Introducing UDT (Universal Deep Transformers): CPU-only Software Solution for all your AI needs. ThirdAI Corp., a pioneering startup built by the inventors of hash-based algorithms for deep learning, has developed a unique software engine BOLT (Big Ol’ Layer Training), where training neural networks are orders of magnitude more efficient and economical at scale. The engine can accelerate AI training and inference by several orders of magnitude on any commodity CPU, be it AMD, Intel, or ARM. Powered by this BOLT Engine, ThirdAI offers a unified AI infrastructure for modern AI pipelines: the Universal Deep Transformer (UDT) library. UDT is optimized for large neural networks and supports a variety of related tasks, including supervised training, unsupervised pretraining, self-supervised representation learning, transfer learning, multi-task learning, generation, and many more. The system also offers the optimized distribution of computations over a cluster of CPU machines.

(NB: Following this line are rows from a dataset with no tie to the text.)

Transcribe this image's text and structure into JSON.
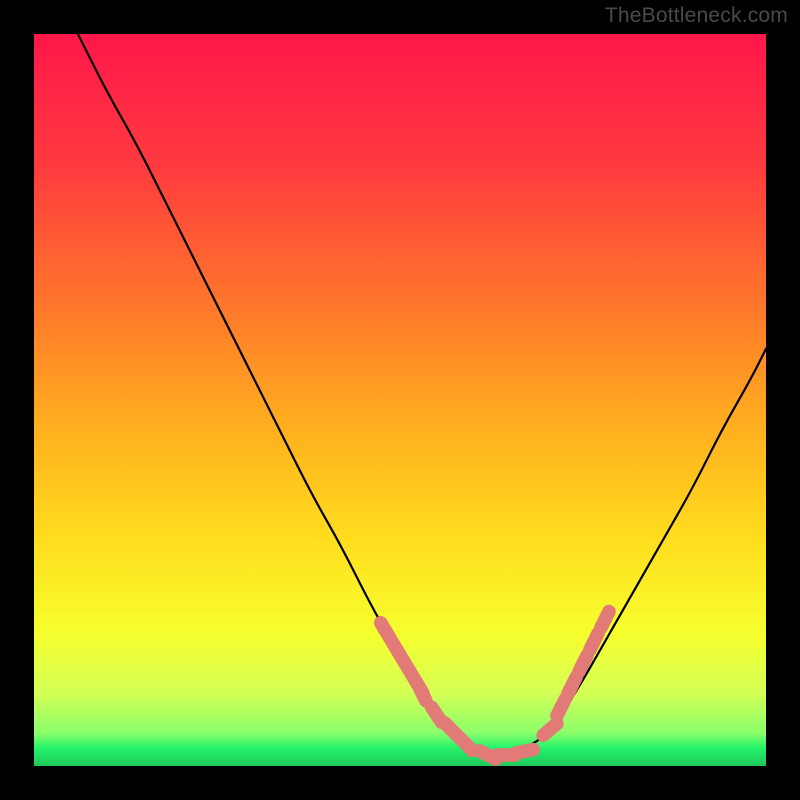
{
  "watermark": "TheBottleneck.com",
  "colors": {
    "background": "#000000",
    "curve_stroke": "#000000",
    "marker_fill": "#e27a77",
    "green_band": "#25f36b",
    "gradient_top": "#ff174a",
    "gradient_mid1": "#ff7a2a",
    "gradient_mid2": "#ffd21e",
    "gradient_mid3": "#f6ff2e",
    "gradient_mid4": "#d4ff55",
    "gradient_bottom": "#25f36b"
  },
  "chart_data": {
    "type": "line",
    "title": "",
    "xlabel": "",
    "ylabel": "",
    "xlim": [
      0,
      100
    ],
    "ylim": [
      0,
      100
    ],
    "grid": false,
    "series": [
      {
        "name": "bottleneck-curve",
        "x": [
          6,
          10,
          14,
          18,
          22,
          26,
          30,
          34,
          38,
          42,
          46,
          50,
          53,
          55,
          57,
          58,
          60,
          63,
          66,
          70,
          74,
          78,
          82,
          86,
          90,
          94,
          98,
          100
        ],
        "y": [
          100,
          92,
          85,
          77,
          69,
          61,
          53,
          45,
          37,
          30,
          22,
          15,
          10,
          7,
          5,
          3,
          2,
          1.5,
          2,
          4,
          10,
          17,
          24,
          31,
          38,
          46,
          53,
          57
        ]
      }
    ],
    "markers": {
      "name": "highlighted-points",
      "x": [
        48,
        49.5,
        51,
        52.5,
        53,
        55,
        57,
        59,
        62,
        64.5,
        67,
        70.5,
        72,
        73.5,
        75,
        76.5,
        78
      ],
      "y": [
        18.5,
        16,
        13.5,
        11,
        10,
        7,
        5,
        3,
        1.5,
        1.5,
        2,
        5,
        8,
        11,
        14,
        17,
        20
      ]
    }
  }
}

UDT is designed for production deployment as the priority. From raw feature processing to final model prediction, everything built in UDT is production ready since the inception of the pipeline itself. Unlike other machine learning libraries that may require additional compilation steps or developers to write their serialization operations, UDT handles all of these challenges within a single save operation and allows for push-button deployment across various platforms, clouds, or even on-premises.
Furthermore, since UDT can perform model inference, even for billion parameter networks, in as little as 1–2 milliseconds, customers do not need to worry about adding additional model compression steps such as knowledge distillation, quantization, or pruning to their machine learning pipelines. Effectively, the arduous journey of taking a model into production is simplified with ThirdAI. UDT is tested within several popular cloud ML model serving frameworks, validating both the robustness of our model serialization design and the performance of our models at inference time. In particular, UDT can be invoked directly with popular industry standard frameworks, including Databricks, Google Cloud Vertex AI, Microsoft Azure Machine Learning, and Amazon Sagemaker.

Use UDT to channelize all data science efforts towards business objectives and validations: UDTs provides a unifying push-button AutoML support for a variety of functionalities involving large neural networks, including classification, regression, recommendation, forecasting, generation, multi-modal, multi-task, pretraining, finetuning, and many more. As a result, data scientists can focus on essential issues such as selecting the right task that aligns with business objectives, improving the quality of the dataset for supervised or self-supervised learning, and drive accuracy to align with the goals of the company. Worrying about their codes’ production readiness is no longer a concern if the pipeline is built using UDT.

Machine learning has matured from a scientific curiosity to an essential lever in driving business outcomes. We in turn need an ML software stack with production readiness at the center so valuable data science innovations immediately turn into value for customers. With UDT, we have built such an automated, ready-to-deploy toolkit and have already seen the difference it has made for multiple organizations.